More slides follow, more bullet points. The efficacy, efficiency, necessity and miraculous educative effect of the new strategy, initiative, resource, tool or pack is re-affirmed. The nods increase, notes are scribbled, more frantically now as the listeners begin to perceive that they will most likely have to lead a staff meeting on this stuff they have been nodding along to. They’ve not really taken it all in, much of it is alien because the problems highlighted were not the problems they know at their school, the solutions seemed fanciful but worth a nod, you wouldn’t want to be seen to be swimming against the stream, would you?

Then the training pack/tool/website/CD is introduced. The crusties groan. A collective sigh of relief is perceptible in the non-audible range from the nodders as they realise they will simply have to run a DVD (mental notes are made that they will have to skip huge chunks as their staff will laugh at them) then run a cut-down PPT, reading each bullet point aloud and handing out hardcopy with all the text on them and with space for notes which will never, ever see the light of day again. The presenter begins to relax, no-one asked any of the how, why, who questions a couple of people on the consultants course had raised and the trainer was unable to answer convincingly. Only another 15 cohorts of teachers to go!
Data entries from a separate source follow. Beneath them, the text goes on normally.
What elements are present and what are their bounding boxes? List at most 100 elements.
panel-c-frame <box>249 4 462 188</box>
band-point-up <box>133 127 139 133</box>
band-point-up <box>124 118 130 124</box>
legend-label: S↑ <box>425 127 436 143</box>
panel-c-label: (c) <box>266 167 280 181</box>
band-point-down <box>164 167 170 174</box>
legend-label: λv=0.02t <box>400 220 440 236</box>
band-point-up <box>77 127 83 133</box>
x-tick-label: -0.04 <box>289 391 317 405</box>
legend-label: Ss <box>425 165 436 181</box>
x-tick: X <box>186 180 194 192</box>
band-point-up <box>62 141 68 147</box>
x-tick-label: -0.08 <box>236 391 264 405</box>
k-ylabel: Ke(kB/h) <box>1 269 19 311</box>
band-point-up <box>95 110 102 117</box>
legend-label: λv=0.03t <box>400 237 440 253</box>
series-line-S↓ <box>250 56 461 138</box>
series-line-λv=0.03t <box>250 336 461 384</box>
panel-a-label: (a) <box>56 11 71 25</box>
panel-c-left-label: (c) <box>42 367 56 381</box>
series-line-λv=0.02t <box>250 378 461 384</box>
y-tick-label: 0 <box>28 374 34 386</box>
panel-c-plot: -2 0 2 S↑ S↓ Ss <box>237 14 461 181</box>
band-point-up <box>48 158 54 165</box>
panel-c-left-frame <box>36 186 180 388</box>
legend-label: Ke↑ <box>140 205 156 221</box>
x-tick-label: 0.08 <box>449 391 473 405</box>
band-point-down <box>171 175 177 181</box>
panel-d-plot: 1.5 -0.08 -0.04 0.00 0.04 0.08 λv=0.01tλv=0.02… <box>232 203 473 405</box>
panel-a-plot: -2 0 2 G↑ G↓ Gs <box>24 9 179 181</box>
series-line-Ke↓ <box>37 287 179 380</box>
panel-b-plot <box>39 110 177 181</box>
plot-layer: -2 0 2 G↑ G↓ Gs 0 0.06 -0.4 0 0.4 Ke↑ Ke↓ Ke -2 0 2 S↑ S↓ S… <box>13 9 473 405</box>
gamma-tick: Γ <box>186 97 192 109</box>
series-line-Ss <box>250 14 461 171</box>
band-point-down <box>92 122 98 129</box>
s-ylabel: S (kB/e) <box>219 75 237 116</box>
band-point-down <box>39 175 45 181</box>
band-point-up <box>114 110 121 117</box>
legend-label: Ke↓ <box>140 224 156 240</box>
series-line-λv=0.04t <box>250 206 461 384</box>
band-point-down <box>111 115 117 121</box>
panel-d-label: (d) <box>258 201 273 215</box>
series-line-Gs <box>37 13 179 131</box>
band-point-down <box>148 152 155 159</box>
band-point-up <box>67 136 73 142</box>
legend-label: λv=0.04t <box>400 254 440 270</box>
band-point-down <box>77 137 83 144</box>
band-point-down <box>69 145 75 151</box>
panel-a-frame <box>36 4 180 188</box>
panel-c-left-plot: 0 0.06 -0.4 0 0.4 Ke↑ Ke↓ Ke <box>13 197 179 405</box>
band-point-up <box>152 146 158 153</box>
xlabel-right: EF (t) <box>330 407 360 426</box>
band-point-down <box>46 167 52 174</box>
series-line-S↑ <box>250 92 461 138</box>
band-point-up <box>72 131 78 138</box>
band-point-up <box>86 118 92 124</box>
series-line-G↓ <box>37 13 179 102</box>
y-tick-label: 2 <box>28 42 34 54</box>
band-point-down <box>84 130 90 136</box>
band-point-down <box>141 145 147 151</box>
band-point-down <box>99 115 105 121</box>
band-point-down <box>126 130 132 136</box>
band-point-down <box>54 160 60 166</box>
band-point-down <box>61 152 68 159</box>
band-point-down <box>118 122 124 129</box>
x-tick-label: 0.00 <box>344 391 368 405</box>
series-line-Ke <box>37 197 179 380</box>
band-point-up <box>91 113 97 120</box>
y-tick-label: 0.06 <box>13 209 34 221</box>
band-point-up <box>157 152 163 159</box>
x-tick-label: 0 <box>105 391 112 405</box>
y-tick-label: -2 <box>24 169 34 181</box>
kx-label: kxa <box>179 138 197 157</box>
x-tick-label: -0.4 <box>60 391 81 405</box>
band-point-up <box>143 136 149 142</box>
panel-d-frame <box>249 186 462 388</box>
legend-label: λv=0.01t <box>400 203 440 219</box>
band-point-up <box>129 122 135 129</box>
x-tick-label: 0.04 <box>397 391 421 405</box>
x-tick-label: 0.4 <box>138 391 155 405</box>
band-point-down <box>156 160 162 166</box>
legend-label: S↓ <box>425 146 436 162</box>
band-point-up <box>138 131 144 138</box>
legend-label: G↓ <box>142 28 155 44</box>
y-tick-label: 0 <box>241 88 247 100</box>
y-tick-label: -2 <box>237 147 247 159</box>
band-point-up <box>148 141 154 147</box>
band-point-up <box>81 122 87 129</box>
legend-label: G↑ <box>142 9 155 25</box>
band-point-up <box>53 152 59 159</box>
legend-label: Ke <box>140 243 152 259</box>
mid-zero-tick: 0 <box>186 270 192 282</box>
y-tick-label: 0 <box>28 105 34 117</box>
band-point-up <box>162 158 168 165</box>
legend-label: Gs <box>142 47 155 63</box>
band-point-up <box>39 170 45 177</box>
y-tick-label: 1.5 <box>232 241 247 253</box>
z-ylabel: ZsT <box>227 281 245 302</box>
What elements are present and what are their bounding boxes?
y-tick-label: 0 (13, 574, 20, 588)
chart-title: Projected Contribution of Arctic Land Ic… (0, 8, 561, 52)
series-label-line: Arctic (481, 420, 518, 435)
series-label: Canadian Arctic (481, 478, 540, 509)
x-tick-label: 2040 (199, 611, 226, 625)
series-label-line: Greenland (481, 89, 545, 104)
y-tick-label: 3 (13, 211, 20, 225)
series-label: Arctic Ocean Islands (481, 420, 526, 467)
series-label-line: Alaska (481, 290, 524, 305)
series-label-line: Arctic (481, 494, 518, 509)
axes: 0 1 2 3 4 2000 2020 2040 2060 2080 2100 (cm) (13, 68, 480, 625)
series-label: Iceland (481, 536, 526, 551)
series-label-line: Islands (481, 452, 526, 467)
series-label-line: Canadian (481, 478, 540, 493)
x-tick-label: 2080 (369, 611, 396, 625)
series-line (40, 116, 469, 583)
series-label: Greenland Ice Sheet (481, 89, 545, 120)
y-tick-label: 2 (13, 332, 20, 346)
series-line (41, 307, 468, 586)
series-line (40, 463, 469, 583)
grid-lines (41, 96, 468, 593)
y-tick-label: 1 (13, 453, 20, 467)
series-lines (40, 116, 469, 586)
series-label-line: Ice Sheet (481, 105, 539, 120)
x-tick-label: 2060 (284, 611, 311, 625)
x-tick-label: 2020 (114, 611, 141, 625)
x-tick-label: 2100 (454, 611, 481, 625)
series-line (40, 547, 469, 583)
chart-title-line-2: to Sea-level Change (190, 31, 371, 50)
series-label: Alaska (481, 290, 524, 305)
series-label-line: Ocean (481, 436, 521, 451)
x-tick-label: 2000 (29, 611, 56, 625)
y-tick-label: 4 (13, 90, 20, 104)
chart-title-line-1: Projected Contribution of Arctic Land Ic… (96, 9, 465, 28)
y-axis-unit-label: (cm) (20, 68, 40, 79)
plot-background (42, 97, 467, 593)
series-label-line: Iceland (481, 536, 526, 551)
As the session runs down, there is more nodding, more acquiescence, the participants are exhorted to carry this new message of hope, a clarion call to action, back to their schools and galvanise their colleagues into new ways of teaching. Packs are handed out, evaluation sheets full of platitudes and half-lies are filled in and everyone goes home early. A few linger in the room or the car park expressing how valuable or important the session was.

A few weeks later, back at school, the *****cy person runs their training session in a mainly silent staffroom, reading out a similar script to the one they were subjected to. Now and then a few colleagues pipe up with questions or comments about time, resources, the effort involved in re-jigging everything set up in the last few years but alternatives are not mentioned, opposition is silenced, but not by more powerful pedagogic arguments. It is firmly explained that this is the way it is going in *****cy and that OFSTED will be looking for this new strategy, initiative, resource or tool to be in place and in use. The implied question hangs in the air: what if the school ended up failing an inspection as a result of your inability to change??

A few of the staff nod….

1 comment:

ServerJane said...

I enjoy your blog -you weave words very well! As a primary teacher myself, I can sympathize and whole-heartedly relate to this.